Weak upvote for engaging seriously with content and linking to the other parts of the argument.
On the other hand, while it’s good to see complex arguments on the Forum, it’s difficult to discuss pieces that are written without very many headings or paragraph breaks. It’s generally helpful to break down your piece into labelled sections so that people can respond unambiguously to various points. I also think this would help you make this argument across fewer than five posts, which would also make discussion easier.
I’m not the best-positioned person to comment on this topic (hopefully someone with more expertise will step in and correct both of our misconceptions), but these sections stood out:
To see how these two arguments rest on different conceptions of intelligence, note that considering Intelligence(1), it is not at all clear that there is any general, single way to increase this form of intelligence, as Intelligence(1) incorporates a wide range of disparate skills and abilities that may be quite independent of each other. As such, even a superintelligence that was better than humans at improving AIs would not necessarily be able to engage in rapidly recursive self-improvement of Intelligence(1), because there may well be no such thing as a single variable or quantity called ‘intelligence’ that is directly associated with AI-improving ability.
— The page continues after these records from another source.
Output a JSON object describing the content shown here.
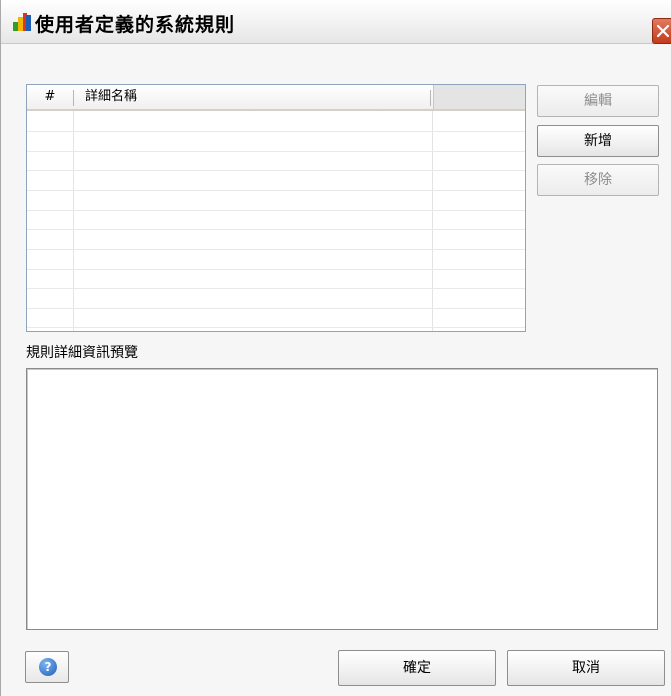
{
  "window": {
    "title": "使用者定義的系統規則"
  },
  "rules_table": {
    "columns": [
      "#",
      "詳細名稱",
      ""
    ],
    "rows": []
  },
  "side_buttons": {
    "edit_label": "編輯",
    "add_label": "新增",
    "remove_label": "移除"
  },
  "preview": {
    "label": "規則詳細資訊預覽",
    "content": ""
  },
  "footer": {
    "ok_label": "確定",
    "cancel_label": "取消"
  },
  "icons": {
    "app": "avg-logo-icon",
    "close": "close-icon",
    "help": "help-icon"
  },
  "colors": {
    "close_button": "#c43b1b",
    "help_icon": "#1d5fb8",
    "table_border": "#8fa3bd"
  }
}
Indeed, there may be no variable or quantity like this. But I’m not sure there isn’t, and it seems really, really important to be sure before we write off the possibility. We don’t understand human reasoning very well; it seems plausible to me that there really are a few features of the human mind that account for nearly all of our reasoning ability. (I think the “single quantity” thing is a red herring; an AI could make self-recursive progress on several variables at once.)
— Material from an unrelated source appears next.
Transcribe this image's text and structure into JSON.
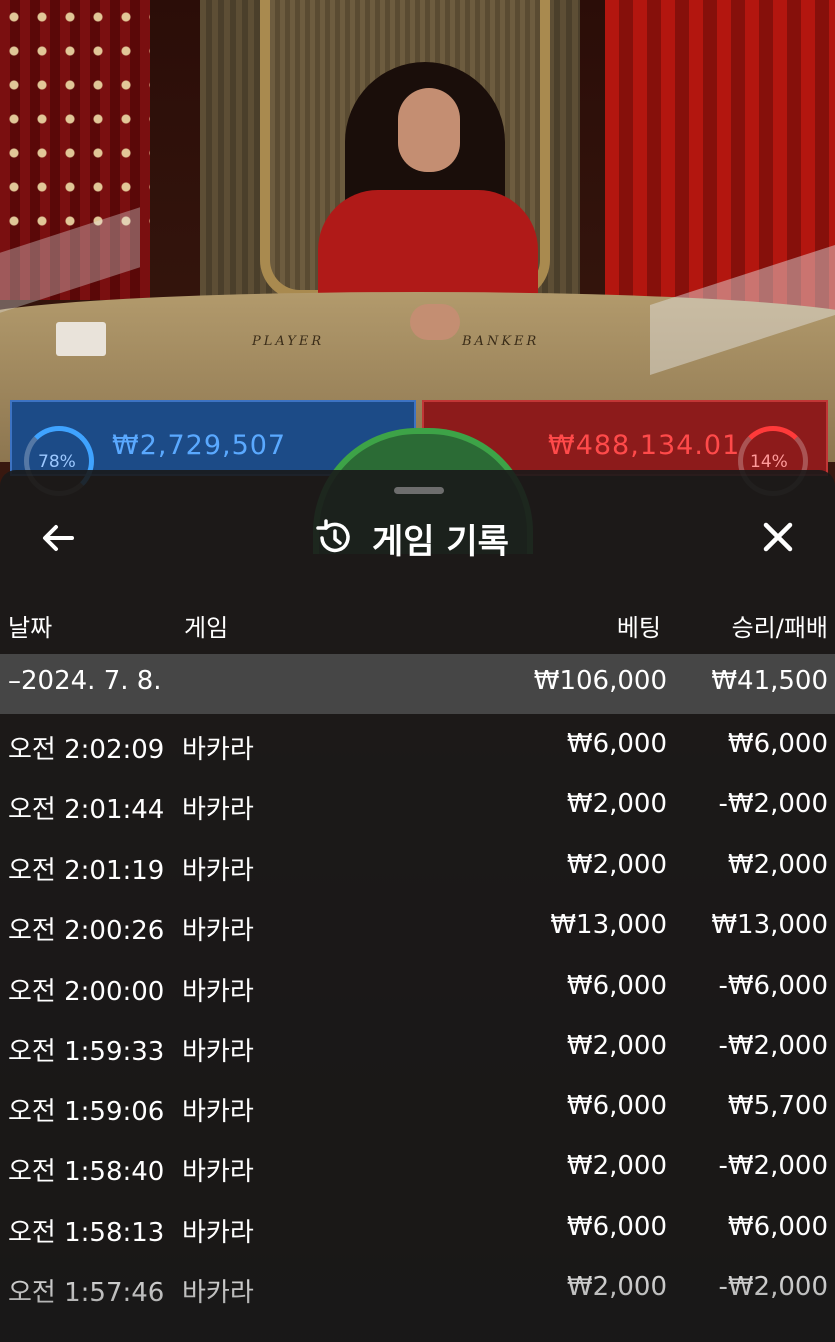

To give a silly human example, I’ll name Tim Ferriss, who has used the skills of “learning to learn”, “ignoring ‘unwritten rules’ that other people tend to follow”, and “closely observing the experience of other skilled humans” to learn many languages, become an extremely successful investor, write a book that sold millions of copies before he was well-known, and so on. His IQ may not be higher now than when he begin, but his end results look like the end results of someone who became much more “intelligent”.
Tim has done his best to break down “human-improving ability” into a small number of rules. I’d be unsurprised to see someone use those rules to improve their own performance in almost any field, from technical research to professional networking.
Might the same thing be true of AI—that a few factors really do allow for drastic improvements in problem-solving across many domains? It’s not at all clear that it isn’t.
If, however, we adopt the much more expansive conception of Intelligence(1), the argument becomes much less defensible. This should become clear if one considers that ‘essentially all human cognitive abilities’ includes such activities as pondering moral dilemmas, reflecting on the meaning of life, analysing and producing sophisticated literature, formulating arguments about what constitutes a ‘good life’, interpreting and writing poetry, forming social connections with others, and critically introspecting upon one’s own goals and desires. To me it seems extraordinarily unlikely that any agent capable of performing all these tasks with a high degree of proficiency would simultaneously stand firm in its conviction that the only goal it had reasons to pursue was tilling the universe with paperclips.
Some of the world’s most famous intellectuals have made what most people in the EA community would see as bizarre or dangerous errors in moral reasoning. It’s possible for someone to have a deep grasp of literature, a talent for moral philosophy, and great social skills—and still have desires that are antithetical to sentient well-being (there are too many historical examples to count).
Motivation is a strange thing. Much of the world, including some of those famous intellectuals I mentioned, believes in religious and patriotic ideals that don’t seem “rational” to me. I’m sure there are people far more intelligent than I who would like to tile the world with China, America, Christianity, or Islam, and who are unlikely to break from this conviction. The ability to reflect on life, like the ability to solve problems, often seems to have little impact on how easily you can change your motivations.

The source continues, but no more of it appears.